IL NE SUFFIT PAS de sauter comme un cabri, en criant : « Social, social, social ! » En réalité, la Constitution européenne ne donne pas de lignes directrices sur l'évolution économique et sociale du continent. Elle fixe plutôt des règles de gouvernance, comme on dit aujourd'hui, pour faciliter la gestion de l'Union à 25, qui ne sera guère aisée.
Que par ailleurs il y ait des problèmes de fond que la monnaie unique n'a pas réglés, c'est indéniable. De même que sont incontestables la nécessité de trouver une parade aux délocalisations (y compris à l'intérieur de l'espace européen, mais alors, l'élargissement n'est-il pas prématuré ?), celle d'une réforme profonde de la politique agricole commune et la mise en œuvre d'une politique agressive de l'emploi qui ne soit pas à la traîne des cycles économiques.

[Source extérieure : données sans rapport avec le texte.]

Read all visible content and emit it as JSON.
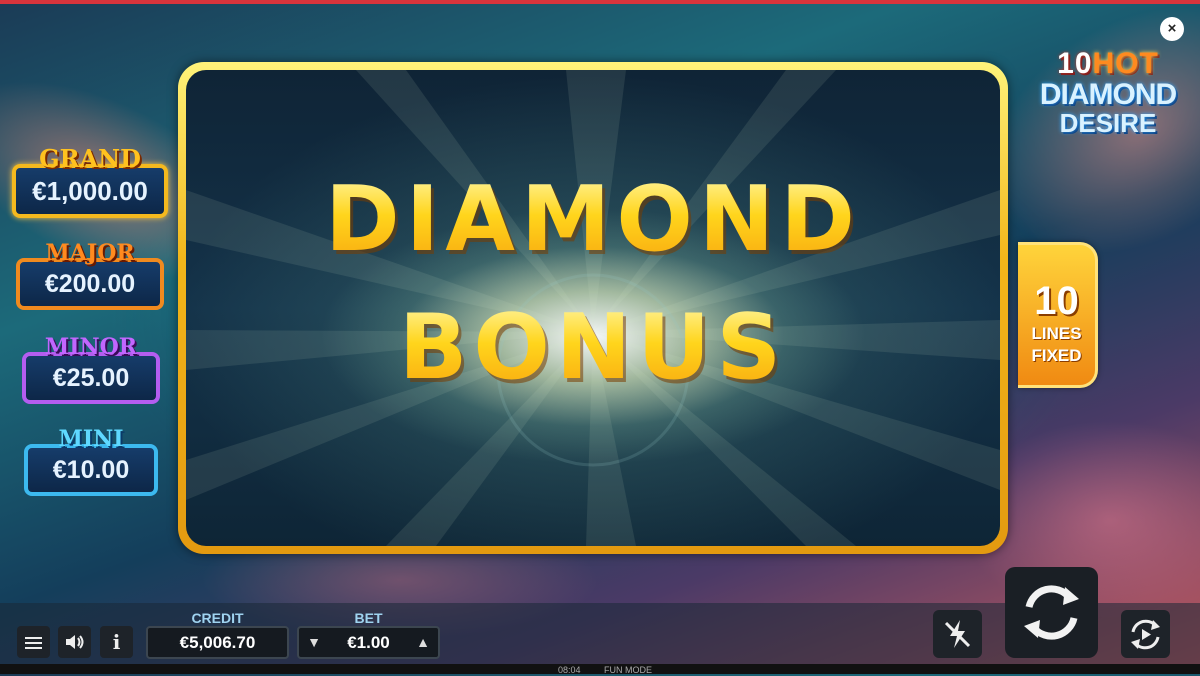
{
  "game": {
    "logo_line1_num": "10",
    "logo_line1_word": "HOT",
    "logo_line2": "DIAMOND",
    "logo_line3": "DESIRE",
    "close_label": "×"
  },
  "bonus": {
    "line1": "DIAMOND",
    "line2": "BONUS"
  },
  "lines_badge": {
    "number": "10",
    "line_a": "LINES",
    "line_b": "FIXED"
  },
  "jackpots": [
    {
      "label": "GRAND",
      "value": "€1,000.00",
      "color": "#ffc21f"
    },
    {
      "label": "MAJOR",
      "value": "€200.00",
      "color": "#ff8a1f"
    },
    {
      "label": "MINOR",
      "value": "€25.00",
      "color": "#c266ff"
    },
    {
      "label": "MINI",
      "value": "€10.00",
      "color": "#5fd9ff"
    }
  ],
  "controls": {
    "menu_icon": "hamburger-icon",
    "sound_icon": "speaker-icon",
    "info_label": "i",
    "credit_label": "CREDIT",
    "credit_value": "€5,006.70",
    "bet_label": "BET",
    "bet_value": "€1.00",
    "bet_down": "▼",
    "bet_up": "▲",
    "turbo_icon": "lightning-off-icon",
    "spin_icon": "spin-arrows-icon",
    "autoplay_icon": "autoplay-icon"
  },
  "status": {
    "time": "08:04",
    "mode": "FUN MODE"
  },
  "colors": {
    "frame_gold": "#f3b61a",
    "accent_red": "#d8343c"
  }
}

NON A L'AMERIQUE, NON A L'EUROPE. OUI A QUOI ?
Rendez-vous en 2050.
Laurent Fabius - et il n'est pas le seul socialiste à le dire - souhaite que la Constitution engage l'Europe sur la primauté des mesures sociales et fiscales. Soyons sérieux : dans ce cas, mieux vaut prendre rendez-vous en 2050.
Première réponse à M. Fabius, au sujet de la forme : on ne peut pas demander au président Chirac de convoquer dare-dare un sommet européen extraordinaire pour modifier le contenu de la Constitution, déjà adopté par tous. Ou alors, M. Fabius se contentera-t-il d'un simple engagement de M. Chirac ? Car la tendance, en dehors des frontières françaises, n'est pas au social, mais au libéral. C'est si vrai que la nouvelle commission de Bruxelles est composée en majorité de libéraux convaincus, ce qui conduit beaucoup de Français à soupçonner les Etats-Unis de conduire le bal européen en sous-main.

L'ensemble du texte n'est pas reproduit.